Part of this is more to do with the fact that Gwent forces you to include only good cards in your 25 card deck. And given the higher range of provision costs for most golds, the odds narrow even further for for your opponent to be offered a game changing card. I'd argue perhaps the problem lies with neutral golds being too strong in their effects that people favour them over other faction-specific cards. The problem still remains in same faction matches, even if you restrict neutrals from the pool. That, and NG has Letho: Kingslayer. Just another example of thinking fation identity = more of the same
- Focus on broadening the archetypes that are currently rubbish; traps, elves, spies, specters, beasts, witchers, Redania, bandits
- Temper back the out of control meta's; mystic dwarves, seize, deathwish. Dwarves is easy, just don't let Novigrad Justice be a ST card. DW needs to reduce the value on its' cards (all the 5 prov cards are 8 points).
Traps is fairly limited, but what it does have is quite powerful. There is some fixing that needs to be done, particularly where SY cards have their effect totally bypass the trap's ability and resolve. Fire trap with 5 points of damage is very effective in forcing your opponent to play big or small nonessential cards. Where traps get clunky is the units that benefit from them tend not to see play since they project your next move, making it better to place the traps first. Also the paint by numbers approach a lot of meta decks tend to have means deploying traps earlier than you'd like to to interupt their strategy for the round. Maybe traps could have row dependent ability where on one row it triggers per its text and gains a command detonated delay (Order: at the end of the turn, arm the trap. Trap then activates its ability as per text description).

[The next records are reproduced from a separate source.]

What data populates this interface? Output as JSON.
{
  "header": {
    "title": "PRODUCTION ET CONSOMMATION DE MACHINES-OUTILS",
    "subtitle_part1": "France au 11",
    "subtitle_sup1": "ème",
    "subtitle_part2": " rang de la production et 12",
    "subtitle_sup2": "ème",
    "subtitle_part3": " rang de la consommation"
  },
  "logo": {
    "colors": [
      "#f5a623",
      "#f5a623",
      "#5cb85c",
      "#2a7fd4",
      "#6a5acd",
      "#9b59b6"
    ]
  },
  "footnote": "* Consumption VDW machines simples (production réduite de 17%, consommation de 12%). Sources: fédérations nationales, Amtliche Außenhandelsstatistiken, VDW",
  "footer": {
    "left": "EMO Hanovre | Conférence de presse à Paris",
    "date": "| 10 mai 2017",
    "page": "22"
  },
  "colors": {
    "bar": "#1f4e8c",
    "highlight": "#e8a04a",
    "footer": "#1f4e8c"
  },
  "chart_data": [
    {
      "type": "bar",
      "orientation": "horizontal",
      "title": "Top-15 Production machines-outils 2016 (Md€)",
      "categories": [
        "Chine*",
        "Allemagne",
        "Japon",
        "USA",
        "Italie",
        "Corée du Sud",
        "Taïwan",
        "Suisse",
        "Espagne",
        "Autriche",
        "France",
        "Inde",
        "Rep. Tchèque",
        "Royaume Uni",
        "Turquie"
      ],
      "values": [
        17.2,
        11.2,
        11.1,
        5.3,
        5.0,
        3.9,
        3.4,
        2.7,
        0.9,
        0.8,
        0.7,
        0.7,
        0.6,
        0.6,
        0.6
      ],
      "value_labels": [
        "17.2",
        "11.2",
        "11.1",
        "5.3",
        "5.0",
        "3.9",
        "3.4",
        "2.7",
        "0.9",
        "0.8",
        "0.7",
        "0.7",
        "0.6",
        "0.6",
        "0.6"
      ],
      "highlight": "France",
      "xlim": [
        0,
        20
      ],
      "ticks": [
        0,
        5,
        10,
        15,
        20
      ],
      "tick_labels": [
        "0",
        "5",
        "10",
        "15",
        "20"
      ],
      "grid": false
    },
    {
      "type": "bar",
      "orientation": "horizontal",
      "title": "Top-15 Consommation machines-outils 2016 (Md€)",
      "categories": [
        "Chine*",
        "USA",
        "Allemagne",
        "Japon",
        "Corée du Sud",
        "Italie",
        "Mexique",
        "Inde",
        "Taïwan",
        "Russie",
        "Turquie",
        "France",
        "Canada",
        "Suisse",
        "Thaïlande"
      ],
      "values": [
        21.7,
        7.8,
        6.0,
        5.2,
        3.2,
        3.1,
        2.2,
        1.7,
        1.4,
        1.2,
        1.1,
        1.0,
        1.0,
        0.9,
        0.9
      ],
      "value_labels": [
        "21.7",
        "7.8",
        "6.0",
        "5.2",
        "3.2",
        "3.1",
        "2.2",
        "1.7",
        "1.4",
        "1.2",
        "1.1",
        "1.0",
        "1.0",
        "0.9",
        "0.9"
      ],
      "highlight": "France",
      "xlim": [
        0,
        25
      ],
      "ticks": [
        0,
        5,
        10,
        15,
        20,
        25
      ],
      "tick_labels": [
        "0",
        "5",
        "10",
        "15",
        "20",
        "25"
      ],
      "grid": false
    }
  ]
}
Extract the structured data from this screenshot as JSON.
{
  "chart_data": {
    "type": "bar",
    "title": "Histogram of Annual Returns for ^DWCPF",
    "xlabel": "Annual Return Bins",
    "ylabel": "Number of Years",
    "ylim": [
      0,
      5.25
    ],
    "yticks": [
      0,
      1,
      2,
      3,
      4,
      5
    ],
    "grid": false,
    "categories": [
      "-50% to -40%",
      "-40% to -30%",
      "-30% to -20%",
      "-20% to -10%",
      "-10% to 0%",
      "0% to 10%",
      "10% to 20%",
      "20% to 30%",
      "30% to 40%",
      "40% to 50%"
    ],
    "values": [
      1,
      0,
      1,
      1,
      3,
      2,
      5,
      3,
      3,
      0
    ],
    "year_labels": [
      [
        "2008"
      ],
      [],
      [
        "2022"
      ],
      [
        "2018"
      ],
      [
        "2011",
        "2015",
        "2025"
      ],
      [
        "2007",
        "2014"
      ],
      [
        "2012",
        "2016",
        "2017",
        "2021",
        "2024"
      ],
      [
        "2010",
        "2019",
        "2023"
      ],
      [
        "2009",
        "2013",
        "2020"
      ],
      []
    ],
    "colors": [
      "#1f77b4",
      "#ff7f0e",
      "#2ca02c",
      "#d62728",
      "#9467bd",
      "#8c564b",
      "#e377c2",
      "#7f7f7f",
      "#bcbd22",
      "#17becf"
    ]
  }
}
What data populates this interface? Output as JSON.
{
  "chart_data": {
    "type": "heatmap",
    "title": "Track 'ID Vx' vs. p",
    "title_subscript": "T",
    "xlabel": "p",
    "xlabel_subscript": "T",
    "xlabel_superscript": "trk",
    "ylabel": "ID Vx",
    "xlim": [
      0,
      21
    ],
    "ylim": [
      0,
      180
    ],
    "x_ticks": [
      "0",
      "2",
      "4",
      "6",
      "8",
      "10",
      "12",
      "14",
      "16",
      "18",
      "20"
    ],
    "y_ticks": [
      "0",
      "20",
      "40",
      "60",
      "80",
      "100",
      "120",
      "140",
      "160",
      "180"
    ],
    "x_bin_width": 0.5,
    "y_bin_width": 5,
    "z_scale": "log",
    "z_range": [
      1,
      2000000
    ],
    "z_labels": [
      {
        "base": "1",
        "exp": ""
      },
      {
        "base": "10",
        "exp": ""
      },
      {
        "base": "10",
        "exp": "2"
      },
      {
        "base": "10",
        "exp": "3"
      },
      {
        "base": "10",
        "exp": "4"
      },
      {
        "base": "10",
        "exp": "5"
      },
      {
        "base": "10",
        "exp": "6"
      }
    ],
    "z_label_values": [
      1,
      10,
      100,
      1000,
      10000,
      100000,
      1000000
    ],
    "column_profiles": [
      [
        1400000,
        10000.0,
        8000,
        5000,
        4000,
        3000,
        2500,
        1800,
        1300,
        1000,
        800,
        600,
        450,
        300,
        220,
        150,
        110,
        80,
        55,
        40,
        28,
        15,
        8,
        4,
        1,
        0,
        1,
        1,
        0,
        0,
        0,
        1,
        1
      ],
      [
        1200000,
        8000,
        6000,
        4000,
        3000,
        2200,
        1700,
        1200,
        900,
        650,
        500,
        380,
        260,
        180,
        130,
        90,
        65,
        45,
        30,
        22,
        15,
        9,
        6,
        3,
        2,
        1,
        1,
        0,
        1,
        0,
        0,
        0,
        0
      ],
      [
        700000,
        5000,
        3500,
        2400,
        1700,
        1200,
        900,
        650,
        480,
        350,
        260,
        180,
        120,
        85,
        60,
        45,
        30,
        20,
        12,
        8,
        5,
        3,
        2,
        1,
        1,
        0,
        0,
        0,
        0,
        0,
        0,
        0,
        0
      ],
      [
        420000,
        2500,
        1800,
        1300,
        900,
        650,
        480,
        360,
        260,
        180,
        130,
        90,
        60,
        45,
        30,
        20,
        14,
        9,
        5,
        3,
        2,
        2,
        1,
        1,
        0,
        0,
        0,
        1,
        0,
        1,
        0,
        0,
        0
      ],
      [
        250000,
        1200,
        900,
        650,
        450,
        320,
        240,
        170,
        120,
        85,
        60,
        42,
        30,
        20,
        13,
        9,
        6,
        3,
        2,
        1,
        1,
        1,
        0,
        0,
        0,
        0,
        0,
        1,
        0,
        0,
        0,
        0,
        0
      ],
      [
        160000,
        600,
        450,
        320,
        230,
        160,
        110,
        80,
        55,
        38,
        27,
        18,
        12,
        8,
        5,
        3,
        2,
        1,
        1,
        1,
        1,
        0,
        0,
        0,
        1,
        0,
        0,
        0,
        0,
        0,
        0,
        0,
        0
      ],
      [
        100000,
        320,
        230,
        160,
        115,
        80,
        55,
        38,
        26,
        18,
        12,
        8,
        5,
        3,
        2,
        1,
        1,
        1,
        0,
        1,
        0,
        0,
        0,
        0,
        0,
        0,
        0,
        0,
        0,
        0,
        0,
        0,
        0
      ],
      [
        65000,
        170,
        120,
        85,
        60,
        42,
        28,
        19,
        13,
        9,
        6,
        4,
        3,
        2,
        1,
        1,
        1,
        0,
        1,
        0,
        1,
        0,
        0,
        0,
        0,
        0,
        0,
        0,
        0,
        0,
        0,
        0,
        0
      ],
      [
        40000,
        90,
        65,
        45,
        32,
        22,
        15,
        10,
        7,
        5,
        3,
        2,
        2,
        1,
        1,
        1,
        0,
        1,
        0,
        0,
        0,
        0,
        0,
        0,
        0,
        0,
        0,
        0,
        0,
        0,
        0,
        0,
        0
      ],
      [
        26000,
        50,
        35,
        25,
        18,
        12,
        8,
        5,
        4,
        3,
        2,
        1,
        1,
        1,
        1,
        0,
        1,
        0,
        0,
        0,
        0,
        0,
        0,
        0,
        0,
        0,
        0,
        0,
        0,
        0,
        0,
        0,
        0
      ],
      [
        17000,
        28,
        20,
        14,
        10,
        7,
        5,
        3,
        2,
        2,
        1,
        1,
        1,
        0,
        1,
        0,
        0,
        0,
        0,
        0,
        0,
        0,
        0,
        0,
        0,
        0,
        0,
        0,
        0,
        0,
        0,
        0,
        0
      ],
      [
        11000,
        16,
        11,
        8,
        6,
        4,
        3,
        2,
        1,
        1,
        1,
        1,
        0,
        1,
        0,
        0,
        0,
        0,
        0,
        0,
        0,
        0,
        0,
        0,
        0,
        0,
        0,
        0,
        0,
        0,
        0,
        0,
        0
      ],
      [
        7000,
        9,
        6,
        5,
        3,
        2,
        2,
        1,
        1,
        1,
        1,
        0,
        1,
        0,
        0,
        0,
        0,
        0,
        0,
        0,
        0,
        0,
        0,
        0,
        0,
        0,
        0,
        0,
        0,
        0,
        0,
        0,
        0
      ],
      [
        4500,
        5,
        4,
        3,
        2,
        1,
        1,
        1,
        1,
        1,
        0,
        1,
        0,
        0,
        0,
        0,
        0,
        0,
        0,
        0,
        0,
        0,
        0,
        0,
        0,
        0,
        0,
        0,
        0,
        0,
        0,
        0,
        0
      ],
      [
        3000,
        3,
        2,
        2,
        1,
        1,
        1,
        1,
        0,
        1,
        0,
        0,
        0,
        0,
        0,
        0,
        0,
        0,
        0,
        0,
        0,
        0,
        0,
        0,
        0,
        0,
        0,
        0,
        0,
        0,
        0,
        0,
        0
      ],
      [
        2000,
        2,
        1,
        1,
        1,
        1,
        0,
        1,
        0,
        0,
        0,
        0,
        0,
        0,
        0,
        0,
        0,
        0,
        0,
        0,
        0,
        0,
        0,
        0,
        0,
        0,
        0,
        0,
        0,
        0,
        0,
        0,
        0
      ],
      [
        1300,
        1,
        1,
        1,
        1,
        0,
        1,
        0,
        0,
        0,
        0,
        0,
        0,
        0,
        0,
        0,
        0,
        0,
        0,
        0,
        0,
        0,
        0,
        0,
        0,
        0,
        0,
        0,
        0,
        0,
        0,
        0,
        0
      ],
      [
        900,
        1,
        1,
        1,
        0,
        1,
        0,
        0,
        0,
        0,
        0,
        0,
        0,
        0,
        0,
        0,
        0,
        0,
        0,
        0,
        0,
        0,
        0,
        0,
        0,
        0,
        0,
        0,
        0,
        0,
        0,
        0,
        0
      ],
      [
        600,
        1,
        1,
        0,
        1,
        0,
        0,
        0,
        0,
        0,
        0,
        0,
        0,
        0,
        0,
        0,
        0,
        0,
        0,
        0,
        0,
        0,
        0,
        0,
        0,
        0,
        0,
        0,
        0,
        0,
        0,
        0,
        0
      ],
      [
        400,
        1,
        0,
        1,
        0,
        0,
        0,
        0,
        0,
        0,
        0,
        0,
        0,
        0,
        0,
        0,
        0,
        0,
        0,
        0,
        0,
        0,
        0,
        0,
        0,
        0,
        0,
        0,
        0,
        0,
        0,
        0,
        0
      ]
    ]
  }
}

I don't get why Novigrad Justice is a SY/ST card. Lorewise, ST did have some dealings with smugglers and other criminals in the Witcher games, but for the most part, none of what CDPR is calling the Syndicate expressed any real sympathy for them. I can think of only one quest that kind of fits in with the whole theme of non-humans out for some rough justice, but that one had 3 elves looking to kill a human they thought had sold them some poisoned drugs. As for the card in the game, this was another one that should have been anticipated as another problem interaction where strong dwarf cards and replayability exist. I think it largely got ignored since there wasn't really a dwarf meta when the Novigrad expansion launched. But we've been through this cycle before with a card or leader limiting ST's design space, particularly where solid dwarf archetypes are involved.